The Dwight D. Eisenhower
National System of Interstate.
The Federal excise tax on gasoline is currently 18.4 cents per gallon. This excise tax generates over $20 billion per year in tax revenue. Revenues are currently 170 times the amount generated in 1933, the first year of the Federal gasoline excise tax. Receipts from this tax are the major source of revenue for the Highway Account and the Mass Transit Account, which together make up the Highway Trust Fund. These taxes are used as a type of user fee. However, in recent years, the gasoline excise tax and the tax on other motor fuels have been used for additional purposes, for example, to reduce the Federal Budget deficit.
 It was not until 1919, when Oregon became the first State to pass an excise tax on gasoline, that taxes on gasoline became common. Within 10 years, every State in the Union had adopted a gasoline excise tax . Every State currently imposes an excise tax on gasoline, though the rates vary. In 2005, these taxes generated $35 billion.

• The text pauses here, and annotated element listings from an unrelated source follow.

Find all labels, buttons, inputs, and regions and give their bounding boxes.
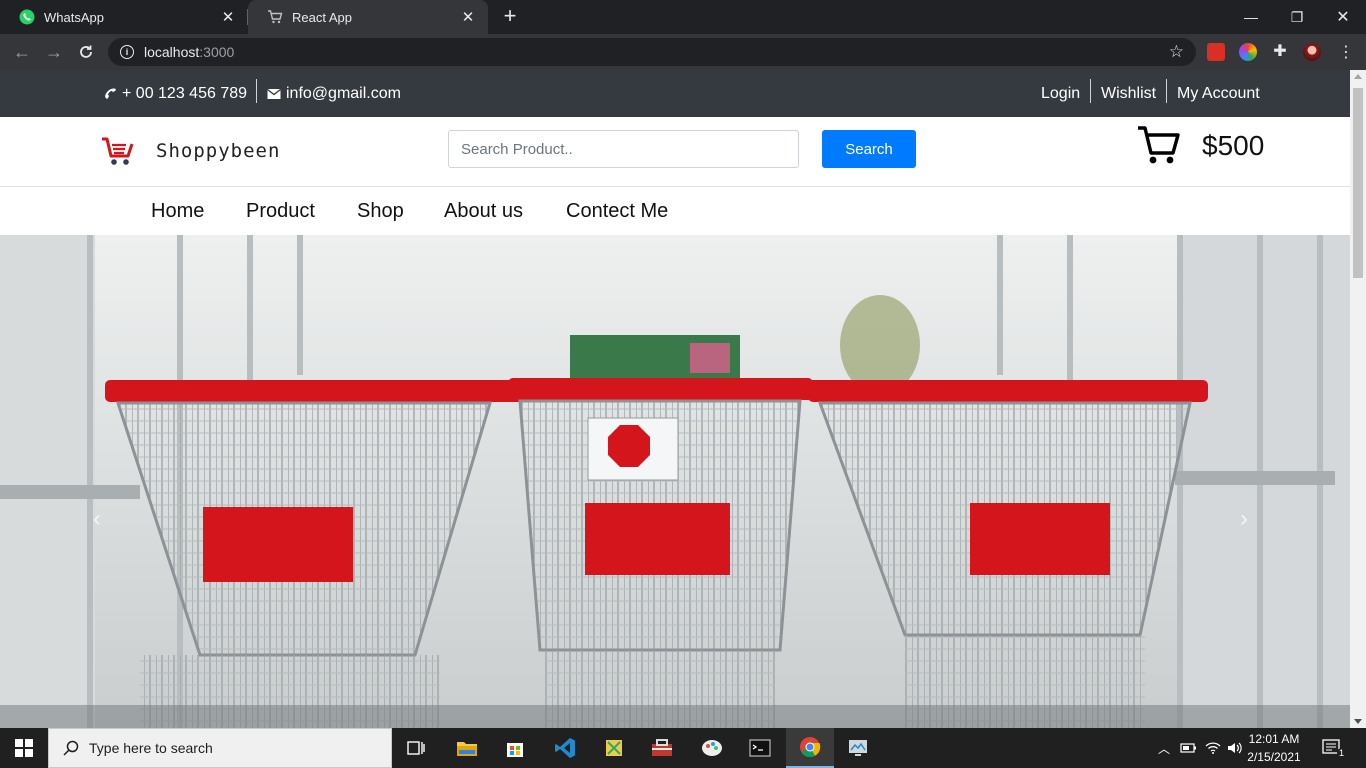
close-tab-icon[interactable]: ✕: [218, 7, 238, 27]
restore-button[interactable]: ❐: [1274, 0, 1320, 34]
toolbox-app-icon[interactable]: [638, 728, 686, 768]
battery-icon[interactable]: [1180, 728, 1198, 768]
site-header: Shoppybeen Search $500: [0, 117, 1350, 187]
forward-button[interactable]: →: [42, 40, 66, 64]
new-tab-button[interactable]: +: [498, 5, 522, 29]
extension-color-icon[interactable]: [1239, 43, 1257, 61]
terminal-icon[interactable]: [736, 728, 784, 768]
store-icon[interactable]: [491, 728, 539, 768]
login-link[interactable]: Login: [1041, 70, 1080, 117]
carousel-prev-button[interactable]: ‹: [93, 505, 101, 533]
phone-contact[interactable]: + 00 123 456 789: [102, 70, 247, 117]
sticky-app-icon[interactable]: [590, 728, 638, 768]
main-navigation: Home Product Shop About us Contect Me: [0, 187, 1350, 235]
divider: [1090, 79, 1091, 103]
phone-number: + 00 123 456 789: [122, 84, 248, 102]
brand-name: Shoppybeen: [156, 140, 281, 162]
web-page: + 00 123 456 789 info@gmail.com Login Wi…: [0, 70, 1350, 728]
extensions-puzzle-icon[interactable]: ✚: [1271, 43, 1289, 61]
clock-date: 2/15/2021: [1247, 750, 1301, 764]
envelope-icon: [267, 88, 281, 99]
wishlist-link[interactable]: Wishlist: [1101, 70, 1156, 117]
carousel-next-button[interactable]: ›: [1240, 505, 1248, 533]
close-window-button[interactable]: ✕: [1320, 0, 1366, 34]
notifications-button[interactable]: 1: [1322, 728, 1347, 768]
windows-taskbar: Type here to search ︿ 12:01 AM 2/15/2021: [0, 728, 1366, 768]
file-explorer-icon[interactable]: [443, 728, 491, 768]
scroll-down-arrow[interactable]: [1354, 719, 1362, 724]
page-scrollbar[interactable]: [1350, 70, 1366, 728]
scroll-up-arrow[interactable]: [1354, 74, 1362, 79]
url-port: :3000: [199, 44, 235, 60]
phone-icon: [105, 87, 116, 99]
my-account-link[interactable]: My Account: [1177, 70, 1260, 117]
brand[interactable]: Shoppybeen: [100, 135, 280, 167]
minimize-button[interactable]: ―: [1228, 0, 1274, 34]
reload-icon: [80, 45, 92, 58]
close-tab-icon[interactable]: ✕: [458, 7, 478, 27]
cart-total: $500: [1202, 130, 1265, 161]
system-clock[interactable]: 12:01 AM 2/15/2021: [1238, 730, 1310, 766]
paint-app-icon[interactable]: [688, 728, 736, 768]
search-input[interactable]: [448, 130, 799, 168]
extension-red-icon[interactable]: [1207, 43, 1225, 61]
search-button[interactable]: Search: [822, 130, 916, 168]
browser-tab-strip: WhatsApp ✕ React App ✕ + ― ❐ ✕: [0, 0, 1366, 34]
show-hidden-icons[interactable]: ︿: [1158, 728, 1170, 768]
taskbar-search-box[interactable]: Type here to search: [48, 728, 392, 768]
bookmark-star-icon[interactable]: ☆: [1169, 42, 1184, 62]
url-host: localhost: [144, 44, 200, 60]
browser-toolbar: ← → i localhost:3000 ☆ ✚ ⋮: [0, 34, 1366, 70]
top-info-bar: + 00 123 456 789 info@gmail.com Login Wi…: [0, 70, 1350, 117]
taskbar-search-placeholder: Type here to search: [89, 740, 213, 756]
site-info-icon[interactable]: i: [120, 45, 134, 59]
task-view-icon[interactable]: [392, 728, 440, 768]
tab-title: WhatsApp: [44, 9, 104, 25]
whatsapp-icon: [18, 8, 36, 26]
hero-carousel: ‹ ›: [0, 235, 1350, 728]
address-bar[interactable]: i localhost:3000 ☆: [108, 38, 1196, 66]
cart-favicon-icon: [266, 8, 284, 26]
search-icon: [63, 740, 79, 756]
vscode-icon[interactable]: [541, 728, 589, 768]
chrome-icon[interactable]: [786, 728, 834, 768]
email-address: info@gmail.com: [286, 84, 401, 102]
shopping-carts-photo: [0, 235, 1350, 728]
reload-button[interactable]: [74, 40, 98, 64]
monitor-app-icon[interactable]: [834, 728, 882, 768]
cart-center: [508, 378, 813, 728]
shopping-cart-icon: [1138, 126, 1180, 164]
scrollbar-thumb[interactable]: [1353, 88, 1363, 278]
nav-item-shop[interactable]: Shop: [357, 187, 404, 235]
nav-item-about-us[interactable]: About us: [444, 187, 523, 235]
nav-item-home[interactable]: Home: [151, 187, 204, 235]
cart-button[interactable]: [1137, 125, 1181, 170]
windows-logo-icon: [15, 739, 33, 757]
wifi-icon[interactable]: [1205, 728, 1221, 768]
logo-cart-icon: [102, 137, 134, 165]
notification-count: 1: [1337, 748, 1347, 758]
tab-whatsapp[interactable]: WhatsApp ✕: [0, 0, 248, 34]
tab-react-app[interactable]: React App ✕: [248, 0, 488, 34]
nav-item-product[interactable]: Product: [246, 187, 315, 235]
clock-time: 12:01 AM: [1248, 732, 1300, 746]
email-contact[interactable]: info@gmail.com: [267, 70, 401, 117]
divider: [256, 79, 257, 103]
nav-item-contact[interactable]: Contect Me: [566, 187, 668, 235]
start-button[interactable]: [0, 728, 48, 768]
back-button[interactable]: ←: [10, 40, 34, 64]
browser-menu-icon[interactable]: ⋮: [1334, 40, 1358, 64]
divider: [1166, 79, 1167, 103]
profile-avatar[interactable]: [1303, 43, 1321, 61]
tab-title: React App: [292, 9, 352, 25]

1932 - Revenue Act of 1932 creates gasoline excise tax at 1 cent per gallon. 1940 - Revenue Act of 1940 increases gasoline excise tax to 1.5 cents per gallon. 1951 - Revenue Act of 1951 increases gasoline excise tax to 2 cents per gallon. 1956 - Highway Revenue Act of 1956 creates the Highway Trust Fund and increases gasoline excise tax from 2 to 3 cents per gallon. 1959 - Federal-Aid Highways ACt increases gasoline excise tax to 4 cents per gallon.